『洒落本大成』27巻「花街鑑」が面白い。
かつての吉原の年中行事「玉菊灯篭」のもととなった名妓・玉菊の伝記という体裁をとった本である。書いてあることはもちろん嘘の皮にきまっているが、嘘であるぶん、当時の感覚をそのまま反映していると考えられる。
洒落本としてはかなり長い作品で、玉菊が廓に入るまでの話だけで短編に匹敵する長さである。

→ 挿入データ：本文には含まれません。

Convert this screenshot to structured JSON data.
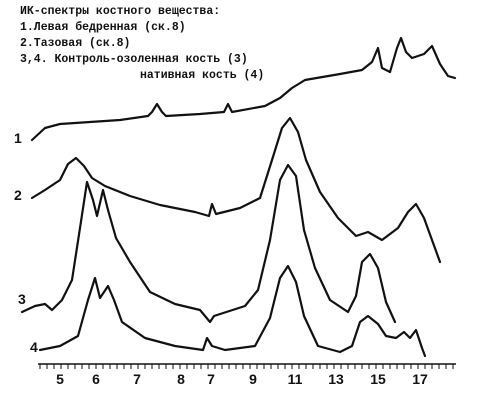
{
  "title": {
    "lines": [
      "ИК-спектры костного вещества:",
      "1.Левая бедренная (ск.8)",
      "2.Тазовая (ск.8)",
      "3,4. Контроль-озоленная кость (3)",
      "нативная кость (4)"
    ]
  },
  "curves": {
    "labels": [
      "1",
      "2",
      "3",
      "4"
    ]
  },
  "axis": {
    "labels": [
      "5",
      "6",
      "7",
      "8",
      "7",
      "9",
      "11",
      "13",
      "15",
      "17"
    ]
  }
}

お玉(のちの玉菊)は5歳のとき、貧しい実の父親から、子のない茶屋の夫婦へと引き取られる。そのときのお玉の描写が興味深い。「なりは木綿の賎しけれども、卵を剥きたるごとき幼な子にて、どことなく嬌態(けだかく)、げに栴檀は双葉よりかんばしきと」。現代、5歳のガキのありさまを「嬌態」と書き、しかも「けだかく」とふりがなをつけるのは、真性のロリ小説だけだろう。

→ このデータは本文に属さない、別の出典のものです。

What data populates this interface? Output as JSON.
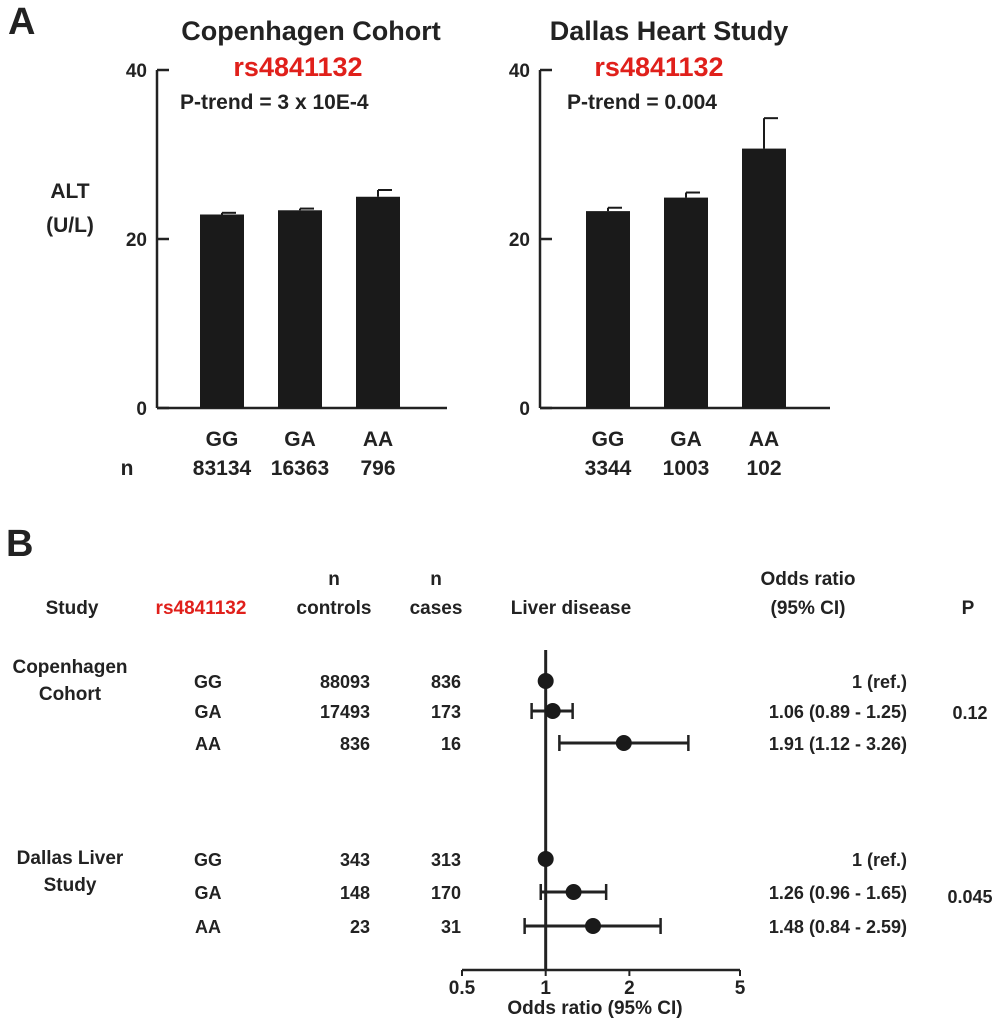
{
  "panel_a_label": "A",
  "panel_b_label": "B",
  "colors": {
    "bar": "#1a1a1a",
    "axis": "#222222",
    "snp_text": "#e0201b",
    "background": "#ffffff"
  },
  "chart_data": [
    {
      "type": "bar",
      "title": "Copenhagen Cohort",
      "snp": "rs4841132",
      "p_trend": "P-trend = 3 x 10E-4",
      "ylabel_line1": "ALT",
      "ylabel_line2": "(U/L)",
      "n_label": "n",
      "categories": [
        "GG",
        "GA",
        "AA"
      ],
      "n_values": [
        "83134",
        "16363",
        "796"
      ],
      "values": [
        22.9,
        23.4,
        25.0
      ],
      "error": [
        0.2,
        0.2,
        0.8
      ],
      "ylim": [
        0,
        40
      ],
      "yticks": [
        "0",
        "20",
        "40"
      ]
    },
    {
      "type": "bar",
      "title": "Dallas Heart Study",
      "snp": "rs4841132",
      "p_trend": "P-trend = 0.004",
      "categories": [
        "GG",
        "GA",
        "AA"
      ],
      "n_values": [
        "3344",
        "1003",
        "102"
      ],
      "values": [
        23.3,
        24.9,
        30.7
      ],
      "error": [
        0.4,
        0.6,
        3.6
      ],
      "ylim": [
        0,
        40
      ],
      "yticks": [
        "0",
        "20",
        "40"
      ]
    },
    {
      "type": "scatter",
      "subtype": "forest",
      "scale": "log",
      "headers": {
        "study": "Study",
        "snp": "rs4841132",
        "n_controls_1": "n",
        "n_controls_2": "controls",
        "n_cases_1": "n",
        "n_cases_2": "cases",
        "outcome": "Liver disease",
        "or_1": "Odds ratio",
        "or_2": "(95% CI)",
        "p": "P"
      },
      "groups": [
        {
          "name_line1": "Copenhagen",
          "name_line2": "Cohort",
          "p": "0.12",
          "rows": [
            {
              "genotype": "GG",
              "controls": "88093",
              "cases": "836",
              "or": 1.0,
              "lo": 1.0,
              "hi": 1.0,
              "or_text": "1 (ref.)"
            },
            {
              "genotype": "GA",
              "controls": "17493",
              "cases": "173",
              "or": 1.06,
              "lo": 0.89,
              "hi": 1.25,
              "or_text": "1.06 (0.89 - 1.25)"
            },
            {
              "genotype": "AA",
              "controls": "836",
              "cases": "16",
              "or": 1.91,
              "lo": 1.12,
              "hi": 3.26,
              "or_text": "1.91 (1.12 - 3.26)"
            }
          ]
        },
        {
          "name_line1": "Dallas Liver",
          "name_line2": "Study",
          "p": "0.045",
          "rows": [
            {
              "genotype": "GG",
              "controls": "343",
              "cases": "313",
              "or": 1.0,
              "lo": 1.0,
              "hi": 1.0,
              "or_text": "1 (ref.)"
            },
            {
              "genotype": "GA",
              "controls": "148",
              "cases": "170",
              "or": 1.26,
              "lo": 0.96,
              "hi": 1.65,
              "or_text": "1.26 (0.96 - 1.65)"
            },
            {
              "genotype": "AA",
              "controls": "23",
              "cases": "31",
              "or": 1.48,
              "lo": 0.84,
              "hi": 2.59,
              "or_text": "1.48 (0.84 - 2.59)"
            }
          ]
        }
      ],
      "xticks": [
        0.5,
        1,
        2,
        5
      ],
      "xtick_labels": [
        "0.5",
        "1",
        "2",
        "5"
      ],
      "xlim": [
        0.5,
        5
      ],
      "xlabel": "Odds ratio (95% CI)"
    }
  ]
}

お玉は15歳まで何事もなく、茶屋の娘として育つ。彼女に言い寄る男のなかでナンバーワンは、ブルジョアの一人息子の滝三郎である。いきな美男で、本好きなお玉のために新刊を買ってきたりしている(ただし自分では読んでないらしい)。彼はあるとき流行り病に倒れて、数ヶ月ほど伏せった。ようやく回復してお玉のところを訪れると、彼女の両親は流行り病で亡くなっており、彼女自身は行方が知れないという。滝三郎はお玉を探し、吉原で傾城(廓のコア・コンピタンスを構成する女郎)になっていることを探り当てる。
探り当てたときの滝三郎の反応が興味深い。「そいつァどふぞ行つて、買いてえもんだ」。なにしろ、「女郎は醜業」という発想がまったくないので、こういう反応が当然のものとして出てくる――と、話には聞いていたが、本当だった。